Loading...
Logo TinLit
Read Story - The First 6, 810 Day
MENU
About Us  

Aku tidak tahu, ternyata acara kebudayaan itu dimulai dari malam ini. Bibi Gum-gum menjemputku untuk ikut ke acara terbesar tahunan di pulau ini. Ya, niat hati hanya ikut untuk makan-makan saja.

Acara malam ini adalah doa bersama dan acara adat. Sebelum memulai acara adat, seluruh pengunjung dikumpulkan di lapangan terbuka dan duduk bersama. Saat ingin mencari tempat duduk, aku bertemu dengan Brian yang ternyata ikut dalam acara yang awalnya kupikir akan terasa asing bagiku. Kami mengambil tempat duduk bersebelahan. Aku berharap malam itu aku bisa bertemu juga dengan Nube. Tapi karena terlalu ramai, aku tidak bisa menemukannya di segala penjuru. Entahlah, aku juga tidak tahu di mana dia terselip di antara ratusan orang yang datang.

Kami duduk di tengah-tengah kerumunan. Beberapa pemimpin agama berdiri di atas panggung dan satu per satu secara bergantian memimpin doa. Ada sesi di mana kami berdoa secara pribadi. Semua orang menutup mata dan mengangkat tangan sesuai dengan keyakinan masing-masing. Sebenarnya aku tidak punya doa yang benar-benar ingin kupanjatkan. Tapi karena merasa aneh jika hanya diam, aku pun ikut menutup mata. Dalam hatiku, aku hanya berharap... semoga aku bisa sembuh. Bukan hanya luka yang terlihat, tapi juga yang tak kasatmata.

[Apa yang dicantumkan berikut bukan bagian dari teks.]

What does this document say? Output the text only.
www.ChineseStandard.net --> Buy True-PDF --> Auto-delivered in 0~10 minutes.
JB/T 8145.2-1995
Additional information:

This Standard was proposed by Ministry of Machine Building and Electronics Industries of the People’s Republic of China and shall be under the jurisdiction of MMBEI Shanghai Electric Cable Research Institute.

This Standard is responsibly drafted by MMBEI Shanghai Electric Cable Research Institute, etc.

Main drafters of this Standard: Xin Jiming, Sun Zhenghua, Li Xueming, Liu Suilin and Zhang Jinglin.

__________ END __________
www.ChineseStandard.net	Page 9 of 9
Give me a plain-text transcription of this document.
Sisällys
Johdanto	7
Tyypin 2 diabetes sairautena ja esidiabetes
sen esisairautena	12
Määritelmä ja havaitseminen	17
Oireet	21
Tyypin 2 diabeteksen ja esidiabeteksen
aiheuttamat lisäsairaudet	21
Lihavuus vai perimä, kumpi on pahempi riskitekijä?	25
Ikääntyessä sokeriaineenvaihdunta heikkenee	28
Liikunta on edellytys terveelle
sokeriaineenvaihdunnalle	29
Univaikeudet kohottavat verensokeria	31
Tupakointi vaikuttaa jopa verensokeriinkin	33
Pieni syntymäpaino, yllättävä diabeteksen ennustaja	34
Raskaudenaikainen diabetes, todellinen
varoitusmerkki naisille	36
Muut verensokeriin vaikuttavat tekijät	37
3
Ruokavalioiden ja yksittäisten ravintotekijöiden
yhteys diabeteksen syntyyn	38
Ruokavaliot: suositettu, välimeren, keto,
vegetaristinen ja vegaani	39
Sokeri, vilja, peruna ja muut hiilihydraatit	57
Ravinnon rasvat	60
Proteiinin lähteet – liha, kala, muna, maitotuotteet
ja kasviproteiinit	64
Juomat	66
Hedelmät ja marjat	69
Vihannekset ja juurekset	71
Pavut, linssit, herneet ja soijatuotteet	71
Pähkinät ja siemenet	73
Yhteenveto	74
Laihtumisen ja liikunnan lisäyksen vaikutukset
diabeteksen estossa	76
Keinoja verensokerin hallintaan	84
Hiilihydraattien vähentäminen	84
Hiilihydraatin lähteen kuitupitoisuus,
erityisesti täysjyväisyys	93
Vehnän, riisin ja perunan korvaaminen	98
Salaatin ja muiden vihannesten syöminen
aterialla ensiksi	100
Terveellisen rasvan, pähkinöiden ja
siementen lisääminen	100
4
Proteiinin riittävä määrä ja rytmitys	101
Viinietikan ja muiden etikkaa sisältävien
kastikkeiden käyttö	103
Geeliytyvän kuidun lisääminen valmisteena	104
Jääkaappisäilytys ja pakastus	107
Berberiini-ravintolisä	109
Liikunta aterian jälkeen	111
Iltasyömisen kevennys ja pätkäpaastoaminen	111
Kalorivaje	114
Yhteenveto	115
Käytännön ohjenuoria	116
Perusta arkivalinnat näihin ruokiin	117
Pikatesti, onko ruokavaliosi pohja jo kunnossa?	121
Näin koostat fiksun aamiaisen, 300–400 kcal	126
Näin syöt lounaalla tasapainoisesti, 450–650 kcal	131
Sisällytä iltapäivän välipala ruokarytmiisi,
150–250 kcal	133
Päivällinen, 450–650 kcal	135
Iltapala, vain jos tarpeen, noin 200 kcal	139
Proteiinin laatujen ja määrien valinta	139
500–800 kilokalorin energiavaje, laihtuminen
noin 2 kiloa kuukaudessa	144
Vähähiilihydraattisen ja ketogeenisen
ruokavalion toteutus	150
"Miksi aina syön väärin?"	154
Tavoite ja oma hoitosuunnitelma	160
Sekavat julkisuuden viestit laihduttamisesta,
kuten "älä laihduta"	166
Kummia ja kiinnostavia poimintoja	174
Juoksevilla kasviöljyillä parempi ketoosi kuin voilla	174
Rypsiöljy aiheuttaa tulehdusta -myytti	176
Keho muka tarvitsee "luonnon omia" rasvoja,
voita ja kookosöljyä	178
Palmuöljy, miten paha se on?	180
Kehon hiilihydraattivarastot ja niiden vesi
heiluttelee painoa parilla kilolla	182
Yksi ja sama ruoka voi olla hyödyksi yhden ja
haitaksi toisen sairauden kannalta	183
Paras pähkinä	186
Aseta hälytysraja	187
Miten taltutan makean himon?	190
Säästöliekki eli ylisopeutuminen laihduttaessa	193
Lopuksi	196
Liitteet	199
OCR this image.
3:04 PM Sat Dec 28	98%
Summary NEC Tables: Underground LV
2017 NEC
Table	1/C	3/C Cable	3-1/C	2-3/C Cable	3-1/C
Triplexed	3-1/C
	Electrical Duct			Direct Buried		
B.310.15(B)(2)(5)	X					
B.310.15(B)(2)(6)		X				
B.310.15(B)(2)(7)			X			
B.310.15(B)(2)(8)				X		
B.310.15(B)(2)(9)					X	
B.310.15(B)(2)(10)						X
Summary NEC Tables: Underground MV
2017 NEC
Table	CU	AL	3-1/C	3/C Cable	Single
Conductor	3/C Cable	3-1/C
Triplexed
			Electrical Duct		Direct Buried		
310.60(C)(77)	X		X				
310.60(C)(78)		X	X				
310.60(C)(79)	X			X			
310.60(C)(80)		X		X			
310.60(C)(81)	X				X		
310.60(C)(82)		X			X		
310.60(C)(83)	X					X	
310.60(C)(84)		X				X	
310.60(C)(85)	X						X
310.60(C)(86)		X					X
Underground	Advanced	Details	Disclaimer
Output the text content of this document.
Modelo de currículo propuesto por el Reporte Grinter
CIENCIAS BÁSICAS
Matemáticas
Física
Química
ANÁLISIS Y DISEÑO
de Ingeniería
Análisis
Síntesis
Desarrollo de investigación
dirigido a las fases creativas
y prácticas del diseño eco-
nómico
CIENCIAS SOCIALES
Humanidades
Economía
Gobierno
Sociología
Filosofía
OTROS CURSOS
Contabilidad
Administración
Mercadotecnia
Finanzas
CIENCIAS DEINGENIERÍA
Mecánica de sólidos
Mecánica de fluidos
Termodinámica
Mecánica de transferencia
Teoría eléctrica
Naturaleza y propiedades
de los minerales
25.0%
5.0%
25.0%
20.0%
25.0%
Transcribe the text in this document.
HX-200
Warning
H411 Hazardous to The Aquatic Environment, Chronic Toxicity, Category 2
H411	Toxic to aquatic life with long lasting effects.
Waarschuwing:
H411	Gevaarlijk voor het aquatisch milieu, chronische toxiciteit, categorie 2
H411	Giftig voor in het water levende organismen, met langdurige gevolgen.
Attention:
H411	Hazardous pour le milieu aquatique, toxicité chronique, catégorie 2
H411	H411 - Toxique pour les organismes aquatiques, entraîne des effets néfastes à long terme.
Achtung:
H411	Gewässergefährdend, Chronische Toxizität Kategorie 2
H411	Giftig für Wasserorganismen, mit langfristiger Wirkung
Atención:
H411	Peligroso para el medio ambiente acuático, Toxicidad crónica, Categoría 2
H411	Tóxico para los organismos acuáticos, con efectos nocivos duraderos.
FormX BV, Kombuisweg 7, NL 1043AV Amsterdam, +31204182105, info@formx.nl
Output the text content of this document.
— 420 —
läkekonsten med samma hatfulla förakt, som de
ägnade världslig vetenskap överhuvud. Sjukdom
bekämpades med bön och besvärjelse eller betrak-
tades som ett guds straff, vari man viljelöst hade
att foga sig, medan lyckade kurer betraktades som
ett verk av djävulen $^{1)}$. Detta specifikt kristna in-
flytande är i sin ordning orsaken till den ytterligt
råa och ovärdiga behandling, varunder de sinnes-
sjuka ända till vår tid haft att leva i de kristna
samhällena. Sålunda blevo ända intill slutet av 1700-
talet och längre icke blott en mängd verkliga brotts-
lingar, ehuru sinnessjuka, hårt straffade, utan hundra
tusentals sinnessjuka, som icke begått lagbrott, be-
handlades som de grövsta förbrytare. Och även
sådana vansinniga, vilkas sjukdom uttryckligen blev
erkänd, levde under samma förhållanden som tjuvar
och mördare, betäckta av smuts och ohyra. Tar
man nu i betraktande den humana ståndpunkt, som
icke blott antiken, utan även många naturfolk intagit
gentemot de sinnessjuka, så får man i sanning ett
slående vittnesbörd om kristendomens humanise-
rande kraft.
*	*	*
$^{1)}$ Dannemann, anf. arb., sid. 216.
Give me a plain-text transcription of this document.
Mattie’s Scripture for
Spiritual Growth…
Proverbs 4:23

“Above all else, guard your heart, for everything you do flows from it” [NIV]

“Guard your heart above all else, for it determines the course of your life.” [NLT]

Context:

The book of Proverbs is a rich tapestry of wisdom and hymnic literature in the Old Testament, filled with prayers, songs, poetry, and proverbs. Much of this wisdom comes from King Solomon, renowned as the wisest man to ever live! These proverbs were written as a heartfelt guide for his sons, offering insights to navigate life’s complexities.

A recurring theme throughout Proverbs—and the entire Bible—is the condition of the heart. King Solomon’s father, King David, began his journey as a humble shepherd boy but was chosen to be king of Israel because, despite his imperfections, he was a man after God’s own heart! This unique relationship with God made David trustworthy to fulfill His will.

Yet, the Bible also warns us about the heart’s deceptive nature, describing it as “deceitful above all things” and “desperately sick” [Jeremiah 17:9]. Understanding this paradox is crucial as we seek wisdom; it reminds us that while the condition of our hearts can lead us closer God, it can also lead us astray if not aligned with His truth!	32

“Tiara...” suara Brian lirih menyusup di tengah keheningan. Seperti doa, tapi terasa menyentuh langsung ke arahku. Aku menoleh pelan, namun dia masih menatap ke depan, mata terpejam, tangan tertangkup.

Kupikir aku salah dengar. Saat aku hendak kembali memejamkan mata, dia berbisik lagi, “Apa doamu sudah terwujud?”

Keningku berkerut. “Hah?” gumamku pelan. Padahal aku belum sempat berdoa. Apa maksudnya?

“Tidakkah kau ingat kalau kita pernah berdoa bersama sebelumnya?”

Aku memandangnya lekat-lekat. “Kapan? Maksudmu... kita pernah?”

Brian membuka mata, lalu menoleh sambil tersenyum lembut. Saat itu, pemimpin agama mengakhiri sesi doa dan MC mulai memandu acara selanjutnya.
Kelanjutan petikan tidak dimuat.